La medesima questione è riproposta col ricorso per cassazione sotto forma di vizio determinante l’inesistenza giuridica degli atti dell’Amministrazione tributaria sottoscritti da soggetti privi di qualifica e poteri e in riferimento alle statuizioni di Corte Cost. n. 37 del 2015.

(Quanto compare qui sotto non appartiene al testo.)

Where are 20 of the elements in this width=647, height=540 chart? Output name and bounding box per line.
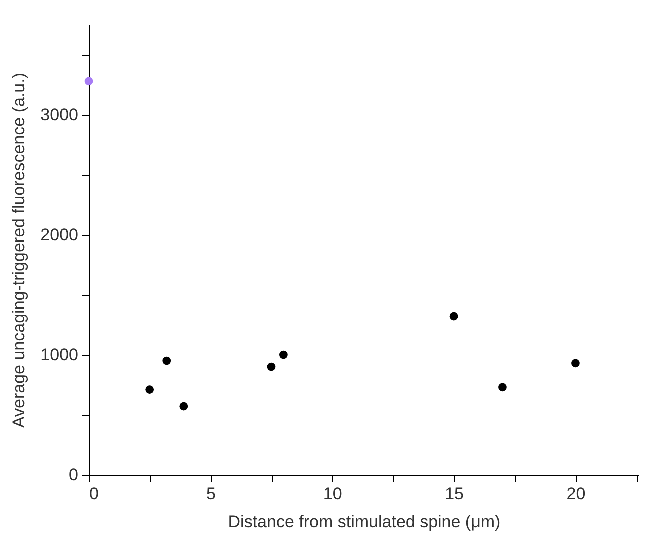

Come più volte affermato da questa Corte, “In tema di contenzioso tributario, è inammissibile il motivo del ricorso per cassazione con cui si denunci un vizio dell’atto impugnato diverso da quelli originariamente allegati, censurando, altresì, l’omesso rilievo d’ufficio della nullità, atteso che nel giudizio tributario, in conseguenza della sua struttura impugnatoria, opera il principio generale di conversione dei motivi di nullità dell’atto tributario in motivi di gravame, sicché l’invalidità non può essere rilevata d’ufficio, né può essere fatta valere per la prima volta in sede di legittimità” (così, Cass., Sez. 5, Ordinanza n. 19929 del 23/09/2020, Rv. 659043-01, che, in fattispecie del tutto analoga, ha dichiarato inammissibile il ricorso con cui si era dedotta la nullità della sentenza e dell’intero processo per essere stati gli atti di contestazione di sanzioni sottoscritti da un funzionario incaricato e non da un dirigente munito del richiesto potere di firma, non avendo tale profilo mai costituito oggetto del thema decidendum; nello stesso senso, Cass., Sez. 5, Sentenza n. 22810 del 9/11/2015, Rv. 637348-01).

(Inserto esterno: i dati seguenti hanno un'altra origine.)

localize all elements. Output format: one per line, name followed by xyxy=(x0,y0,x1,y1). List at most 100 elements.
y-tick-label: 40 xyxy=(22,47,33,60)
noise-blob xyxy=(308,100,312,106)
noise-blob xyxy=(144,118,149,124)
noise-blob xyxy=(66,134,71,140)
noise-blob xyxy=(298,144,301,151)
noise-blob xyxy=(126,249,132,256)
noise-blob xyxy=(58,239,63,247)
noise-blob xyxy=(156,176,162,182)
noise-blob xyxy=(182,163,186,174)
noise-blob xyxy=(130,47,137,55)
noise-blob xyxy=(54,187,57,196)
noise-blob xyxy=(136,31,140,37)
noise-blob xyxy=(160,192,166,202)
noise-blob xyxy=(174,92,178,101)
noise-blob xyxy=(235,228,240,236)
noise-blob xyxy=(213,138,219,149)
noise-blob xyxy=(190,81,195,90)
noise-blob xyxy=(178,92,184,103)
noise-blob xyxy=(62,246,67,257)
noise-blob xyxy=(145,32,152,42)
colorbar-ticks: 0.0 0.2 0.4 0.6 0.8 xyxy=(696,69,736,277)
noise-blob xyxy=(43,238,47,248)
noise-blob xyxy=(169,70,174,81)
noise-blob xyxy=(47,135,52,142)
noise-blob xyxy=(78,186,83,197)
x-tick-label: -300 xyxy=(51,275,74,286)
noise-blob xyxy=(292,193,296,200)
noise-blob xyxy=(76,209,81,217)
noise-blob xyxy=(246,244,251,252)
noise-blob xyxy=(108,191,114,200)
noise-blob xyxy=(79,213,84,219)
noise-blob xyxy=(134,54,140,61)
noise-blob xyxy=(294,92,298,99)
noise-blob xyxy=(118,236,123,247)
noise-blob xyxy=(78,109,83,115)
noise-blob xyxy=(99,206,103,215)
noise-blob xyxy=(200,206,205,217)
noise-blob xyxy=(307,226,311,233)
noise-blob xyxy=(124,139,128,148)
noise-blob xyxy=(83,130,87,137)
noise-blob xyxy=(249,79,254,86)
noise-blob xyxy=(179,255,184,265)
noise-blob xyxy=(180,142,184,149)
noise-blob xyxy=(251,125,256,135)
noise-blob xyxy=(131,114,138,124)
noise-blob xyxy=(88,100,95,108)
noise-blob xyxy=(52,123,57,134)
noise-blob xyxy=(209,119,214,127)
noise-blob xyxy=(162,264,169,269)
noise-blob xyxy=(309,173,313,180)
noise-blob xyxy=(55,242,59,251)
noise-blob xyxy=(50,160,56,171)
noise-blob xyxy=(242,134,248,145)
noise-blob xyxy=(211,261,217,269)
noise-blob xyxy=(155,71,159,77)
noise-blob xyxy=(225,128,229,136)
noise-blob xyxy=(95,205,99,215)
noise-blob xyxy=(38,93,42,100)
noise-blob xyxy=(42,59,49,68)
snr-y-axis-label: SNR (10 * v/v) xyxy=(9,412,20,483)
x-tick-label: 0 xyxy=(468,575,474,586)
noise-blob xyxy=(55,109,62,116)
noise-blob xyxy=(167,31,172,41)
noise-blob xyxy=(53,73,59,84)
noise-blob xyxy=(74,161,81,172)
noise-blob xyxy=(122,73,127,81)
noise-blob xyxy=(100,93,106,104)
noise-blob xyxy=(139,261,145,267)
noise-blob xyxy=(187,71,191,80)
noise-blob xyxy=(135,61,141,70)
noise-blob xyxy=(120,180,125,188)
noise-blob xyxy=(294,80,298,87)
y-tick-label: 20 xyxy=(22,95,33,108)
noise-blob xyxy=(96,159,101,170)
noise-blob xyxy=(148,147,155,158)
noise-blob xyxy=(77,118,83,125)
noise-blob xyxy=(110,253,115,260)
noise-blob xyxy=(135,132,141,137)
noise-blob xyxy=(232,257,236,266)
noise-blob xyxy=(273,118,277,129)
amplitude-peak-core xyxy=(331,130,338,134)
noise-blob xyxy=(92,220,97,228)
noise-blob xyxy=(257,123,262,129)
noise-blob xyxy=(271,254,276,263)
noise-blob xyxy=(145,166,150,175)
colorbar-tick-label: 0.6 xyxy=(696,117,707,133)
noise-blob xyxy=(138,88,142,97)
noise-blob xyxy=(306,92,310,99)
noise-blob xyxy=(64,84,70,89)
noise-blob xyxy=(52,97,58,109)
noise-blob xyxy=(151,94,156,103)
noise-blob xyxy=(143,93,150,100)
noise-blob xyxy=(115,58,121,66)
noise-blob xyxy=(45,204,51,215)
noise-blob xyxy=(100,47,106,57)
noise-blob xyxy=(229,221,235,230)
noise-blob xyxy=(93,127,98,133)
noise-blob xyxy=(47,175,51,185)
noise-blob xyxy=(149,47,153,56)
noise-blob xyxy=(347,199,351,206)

3. In conclusione, il ricorso è inammissibile.

Alla decisione fa seguito la condanna della ricorrente alla rifusione, in favore delle controricorrenti, delle spese di questo giudizio di cassazione, le quali sono liquidate nella misura indicata nel dispositivo secondo i vigenti parametri.

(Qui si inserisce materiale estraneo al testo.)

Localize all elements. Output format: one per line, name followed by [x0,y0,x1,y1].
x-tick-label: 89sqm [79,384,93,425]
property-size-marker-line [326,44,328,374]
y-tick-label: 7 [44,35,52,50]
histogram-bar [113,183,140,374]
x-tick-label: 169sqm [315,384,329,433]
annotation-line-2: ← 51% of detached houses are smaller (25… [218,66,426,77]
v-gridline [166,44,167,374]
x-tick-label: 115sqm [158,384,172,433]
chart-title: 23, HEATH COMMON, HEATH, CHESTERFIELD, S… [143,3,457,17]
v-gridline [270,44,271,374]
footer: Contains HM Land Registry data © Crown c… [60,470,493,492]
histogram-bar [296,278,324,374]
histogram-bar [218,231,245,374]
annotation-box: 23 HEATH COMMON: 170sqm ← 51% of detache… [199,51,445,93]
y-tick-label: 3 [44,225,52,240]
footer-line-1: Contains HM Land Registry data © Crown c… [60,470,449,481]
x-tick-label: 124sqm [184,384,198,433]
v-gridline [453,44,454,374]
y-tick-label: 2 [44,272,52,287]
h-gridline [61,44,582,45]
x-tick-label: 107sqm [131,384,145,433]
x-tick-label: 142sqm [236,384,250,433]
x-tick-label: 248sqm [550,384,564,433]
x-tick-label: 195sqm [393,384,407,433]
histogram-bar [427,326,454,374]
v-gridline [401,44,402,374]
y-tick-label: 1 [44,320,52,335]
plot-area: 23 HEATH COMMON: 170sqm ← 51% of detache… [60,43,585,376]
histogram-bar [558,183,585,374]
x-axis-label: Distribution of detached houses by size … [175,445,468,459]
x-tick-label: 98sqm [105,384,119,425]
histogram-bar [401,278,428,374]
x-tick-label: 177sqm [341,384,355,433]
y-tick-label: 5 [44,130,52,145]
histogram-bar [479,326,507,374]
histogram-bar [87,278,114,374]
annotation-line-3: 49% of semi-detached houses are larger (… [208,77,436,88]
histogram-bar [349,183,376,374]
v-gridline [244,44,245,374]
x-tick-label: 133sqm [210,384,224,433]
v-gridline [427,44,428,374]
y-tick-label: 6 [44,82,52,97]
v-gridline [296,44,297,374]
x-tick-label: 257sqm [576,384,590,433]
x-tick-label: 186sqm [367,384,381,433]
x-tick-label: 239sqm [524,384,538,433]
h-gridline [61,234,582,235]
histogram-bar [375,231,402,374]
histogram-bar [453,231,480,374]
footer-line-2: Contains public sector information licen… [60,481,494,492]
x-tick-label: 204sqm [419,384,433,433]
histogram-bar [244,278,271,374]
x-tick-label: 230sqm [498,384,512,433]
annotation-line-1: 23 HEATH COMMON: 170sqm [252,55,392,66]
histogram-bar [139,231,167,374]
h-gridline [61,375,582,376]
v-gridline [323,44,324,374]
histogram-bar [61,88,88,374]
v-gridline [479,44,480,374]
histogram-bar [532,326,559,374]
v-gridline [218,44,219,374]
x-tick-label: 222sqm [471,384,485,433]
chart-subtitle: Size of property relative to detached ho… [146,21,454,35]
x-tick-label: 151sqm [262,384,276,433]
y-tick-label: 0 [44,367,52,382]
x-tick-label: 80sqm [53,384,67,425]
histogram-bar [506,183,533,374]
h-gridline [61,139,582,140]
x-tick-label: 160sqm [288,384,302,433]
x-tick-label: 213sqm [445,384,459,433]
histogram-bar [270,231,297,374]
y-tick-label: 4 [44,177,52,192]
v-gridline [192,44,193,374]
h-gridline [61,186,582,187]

4. Stante il rigetto dell’impugnazione, ai sensi del D.P.R. 30 maggio 2002, n. 115, art. 13, comma 1-quater, deve darsi atto della sussistenza dei presupposti per il versamento, da parte della ricorrente, dell’ulteriore importo a titolo di contributo unificato pari a quello dovuto (se dovuto) a norma dello stesso art. 13, comma 1-bis.

P.Q.M.

La Corte:

dichiara inammissibile il ricorso;

condanna la Fondazione Teatro di Napoli a rifondere ad Agenzia delle Entrate le spese di questo giudizio, che liquida in Euro 11.000,00 per compensi, oltre a spese prenotate a debito;

condanna la Fondazione Teatro di Napoli a rifondere ad Equitalia Sud S.p.A. (oggi Agenzia delle Entrate-Riscossione) le spese di questo giudizio, che liquida in Euro 11.000,00 per compensi, oltre a Euro 200,00 per esborsi, spese forfettarie ed accessori di legge;

condanna la Fondazione Teatro di Napoli a rifondere al Comune di Napoli le spese di questo giudizio, che liquida in Euro 11.000,00 per compensi, oltre a Euro 200,00 per esborsi, spese forfettarie ed accessori di legge;

ai sensi del D.P.R. n. 115 del 2002, art. 13, comma 1 quater, dà atto della sussistenza dei presupposti per il versamento, da parte della Fondazione Teatro di Napoli, dell’ulteriore importo a titolo di contributo unificato pari a quello previsto per il ricorso incidentale, a norma dello stesso art. 13, comma 1-bis, se dovuto.

Così deciso in Roma, nella Camera di consiglio della Quinta Sezione Civile, il 25 giugno 2021.